Pékin affirme aussi s'être plaint auprès de Washington des félicitations du secrétaire d'État américain Antony Blinken au nouveau président de Taïwan. « La Chine est fortement mécontente et fermement opposée à cette démarche, et a répliqué sévèrement aux États-Unis », a déclaré Wang Wenbin, porte-parole du ministère chinois des Affaires étrangères, lors d'une conférence de presse.
Le secrétaire d'Etat américain Antony Blinken avait félicité Lai, dont l'investiture est, selon lui, le signe d'un « système démocratique résilient ». Il a dit espérer que Washington et Taipei puissent renforcer leurs relations et maintenir la « paix et la stabilité » dans la région du détroit de Taïwan. Bien que Washington ait abandonné la reconnaissance diplomatique de Taipei au profit de Pékin en 1979, il est resté le partenaire le plus important de Taïwan et son principal fournisseur d'armes. Lai Ching-te devrait continuer au cours de son mandat à augmenter les dépenses militaires de l'île et renforcer ses alliances, notamment avec les Etats-Unis alors que Taïwan souffre d'un manque de reconnaissance diplomatique, ne disposant que de 12 alliés sur la scène internationale.

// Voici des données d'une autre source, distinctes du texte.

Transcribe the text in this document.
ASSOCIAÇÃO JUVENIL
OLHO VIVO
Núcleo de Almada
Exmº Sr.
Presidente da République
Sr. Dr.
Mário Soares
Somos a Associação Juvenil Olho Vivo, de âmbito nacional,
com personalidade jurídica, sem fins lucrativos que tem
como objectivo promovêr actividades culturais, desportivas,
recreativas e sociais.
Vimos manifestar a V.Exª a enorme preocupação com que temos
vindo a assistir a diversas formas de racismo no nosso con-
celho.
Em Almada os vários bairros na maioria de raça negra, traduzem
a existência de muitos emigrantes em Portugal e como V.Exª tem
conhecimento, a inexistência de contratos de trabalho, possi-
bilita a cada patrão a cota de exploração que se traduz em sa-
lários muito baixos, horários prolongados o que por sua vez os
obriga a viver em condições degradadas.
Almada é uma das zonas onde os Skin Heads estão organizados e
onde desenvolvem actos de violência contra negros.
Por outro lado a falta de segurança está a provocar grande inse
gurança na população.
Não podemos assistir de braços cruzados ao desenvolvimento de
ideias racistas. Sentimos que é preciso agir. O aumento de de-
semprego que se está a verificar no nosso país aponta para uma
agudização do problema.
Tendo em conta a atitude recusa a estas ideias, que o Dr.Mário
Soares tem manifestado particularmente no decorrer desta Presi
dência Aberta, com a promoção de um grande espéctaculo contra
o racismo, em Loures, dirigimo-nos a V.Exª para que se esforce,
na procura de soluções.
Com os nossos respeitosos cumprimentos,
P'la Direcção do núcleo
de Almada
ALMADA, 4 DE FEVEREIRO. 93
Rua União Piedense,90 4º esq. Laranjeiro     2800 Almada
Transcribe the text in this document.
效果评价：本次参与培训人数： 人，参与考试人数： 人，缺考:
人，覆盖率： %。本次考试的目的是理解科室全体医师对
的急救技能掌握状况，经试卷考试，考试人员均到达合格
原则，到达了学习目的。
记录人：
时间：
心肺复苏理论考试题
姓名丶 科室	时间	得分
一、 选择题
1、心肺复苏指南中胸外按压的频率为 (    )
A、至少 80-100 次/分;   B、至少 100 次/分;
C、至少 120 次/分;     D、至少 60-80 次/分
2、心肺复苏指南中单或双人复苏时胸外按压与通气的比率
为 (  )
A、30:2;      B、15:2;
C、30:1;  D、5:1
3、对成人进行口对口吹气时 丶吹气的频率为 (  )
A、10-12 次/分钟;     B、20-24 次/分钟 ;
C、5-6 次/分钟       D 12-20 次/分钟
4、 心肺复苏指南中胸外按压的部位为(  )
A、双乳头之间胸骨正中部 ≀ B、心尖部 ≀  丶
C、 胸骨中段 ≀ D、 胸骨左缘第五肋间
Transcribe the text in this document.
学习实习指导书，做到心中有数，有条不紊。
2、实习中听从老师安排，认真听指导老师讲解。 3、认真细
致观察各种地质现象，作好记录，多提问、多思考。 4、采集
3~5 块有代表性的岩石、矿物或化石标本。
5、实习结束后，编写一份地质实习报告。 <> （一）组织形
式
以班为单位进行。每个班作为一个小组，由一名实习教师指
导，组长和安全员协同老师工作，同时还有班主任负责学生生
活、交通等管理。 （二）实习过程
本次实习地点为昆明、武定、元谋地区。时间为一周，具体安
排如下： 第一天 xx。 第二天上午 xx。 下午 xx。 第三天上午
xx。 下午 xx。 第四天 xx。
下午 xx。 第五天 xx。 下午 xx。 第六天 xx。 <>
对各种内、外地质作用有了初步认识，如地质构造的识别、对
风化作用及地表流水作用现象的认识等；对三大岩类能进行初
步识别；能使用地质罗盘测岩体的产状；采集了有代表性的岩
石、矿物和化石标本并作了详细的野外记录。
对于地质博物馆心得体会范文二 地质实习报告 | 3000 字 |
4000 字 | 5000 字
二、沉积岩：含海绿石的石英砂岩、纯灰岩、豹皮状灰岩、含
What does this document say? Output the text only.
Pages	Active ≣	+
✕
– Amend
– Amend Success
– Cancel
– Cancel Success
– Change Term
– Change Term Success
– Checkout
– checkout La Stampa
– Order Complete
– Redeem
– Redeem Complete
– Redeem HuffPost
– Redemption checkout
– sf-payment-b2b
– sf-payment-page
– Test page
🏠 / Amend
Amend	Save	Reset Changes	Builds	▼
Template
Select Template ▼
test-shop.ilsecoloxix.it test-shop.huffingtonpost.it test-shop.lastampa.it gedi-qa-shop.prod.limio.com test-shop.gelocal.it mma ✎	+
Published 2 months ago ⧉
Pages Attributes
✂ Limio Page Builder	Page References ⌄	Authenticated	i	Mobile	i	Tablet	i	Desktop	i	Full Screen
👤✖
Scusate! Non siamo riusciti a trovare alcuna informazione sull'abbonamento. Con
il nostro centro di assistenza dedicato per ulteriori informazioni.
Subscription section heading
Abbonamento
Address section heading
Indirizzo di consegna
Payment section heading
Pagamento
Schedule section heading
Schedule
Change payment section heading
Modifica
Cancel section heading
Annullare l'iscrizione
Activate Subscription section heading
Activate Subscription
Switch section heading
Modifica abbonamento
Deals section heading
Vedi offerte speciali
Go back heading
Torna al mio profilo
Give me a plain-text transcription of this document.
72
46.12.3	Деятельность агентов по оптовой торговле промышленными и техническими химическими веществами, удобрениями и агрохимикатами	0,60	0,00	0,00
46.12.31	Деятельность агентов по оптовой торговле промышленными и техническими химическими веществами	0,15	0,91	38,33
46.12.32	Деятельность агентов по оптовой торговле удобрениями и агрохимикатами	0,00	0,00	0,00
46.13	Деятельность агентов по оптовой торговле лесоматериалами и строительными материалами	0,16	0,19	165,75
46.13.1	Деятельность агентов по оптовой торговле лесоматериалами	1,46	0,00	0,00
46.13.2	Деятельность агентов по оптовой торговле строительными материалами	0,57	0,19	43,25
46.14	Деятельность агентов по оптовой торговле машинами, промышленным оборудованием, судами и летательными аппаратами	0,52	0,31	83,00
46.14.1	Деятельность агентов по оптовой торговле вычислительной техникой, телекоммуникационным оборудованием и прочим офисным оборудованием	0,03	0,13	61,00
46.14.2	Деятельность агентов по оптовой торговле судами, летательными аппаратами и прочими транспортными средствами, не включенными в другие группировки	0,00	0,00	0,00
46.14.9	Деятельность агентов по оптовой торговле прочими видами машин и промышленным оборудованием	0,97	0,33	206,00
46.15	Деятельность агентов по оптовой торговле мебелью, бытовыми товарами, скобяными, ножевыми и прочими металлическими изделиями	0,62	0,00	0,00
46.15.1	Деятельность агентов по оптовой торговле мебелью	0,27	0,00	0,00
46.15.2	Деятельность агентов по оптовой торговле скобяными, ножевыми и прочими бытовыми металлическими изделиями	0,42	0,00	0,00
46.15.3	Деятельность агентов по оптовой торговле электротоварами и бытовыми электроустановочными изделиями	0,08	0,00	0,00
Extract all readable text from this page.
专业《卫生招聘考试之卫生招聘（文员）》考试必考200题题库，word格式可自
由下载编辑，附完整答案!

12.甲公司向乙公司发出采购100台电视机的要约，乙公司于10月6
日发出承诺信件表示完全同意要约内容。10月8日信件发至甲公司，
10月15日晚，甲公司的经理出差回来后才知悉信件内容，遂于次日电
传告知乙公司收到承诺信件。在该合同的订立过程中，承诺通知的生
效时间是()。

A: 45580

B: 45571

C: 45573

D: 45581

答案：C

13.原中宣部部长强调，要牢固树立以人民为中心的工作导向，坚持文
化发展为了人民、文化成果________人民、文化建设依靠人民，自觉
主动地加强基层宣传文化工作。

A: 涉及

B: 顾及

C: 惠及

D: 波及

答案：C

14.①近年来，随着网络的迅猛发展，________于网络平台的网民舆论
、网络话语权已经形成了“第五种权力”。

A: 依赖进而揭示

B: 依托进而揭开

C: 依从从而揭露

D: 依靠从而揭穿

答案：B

Concomitamment à l'investiture, la Chine a dévoilé lundi de nouvelles sanctions contre trois entreprises américaines vendant des armes à Taïwan. Les sociétés General Atomics Aeronautical Systems, General Dynamics Land Systems et Boeing Defense, Space & Security seront placées sur la liste des « entités non fiables » du gouvernement chinois, a indiqué le média d'Etat, citant le ministère du Commerce.
Le mois dernier, les Etats-Unis ont par ailleurs approuvé plusieurs milliards de dollars d'aide militaire à Taïwan. Cette aide s'inscrit dans un vaste programme de 8 milliards de dollars pour tenir tête à la Chine sur le plan militaire en investissant dans les sous-marins, et sur le plan économique en concurrençant les gros projets chinois dans les pays en développement.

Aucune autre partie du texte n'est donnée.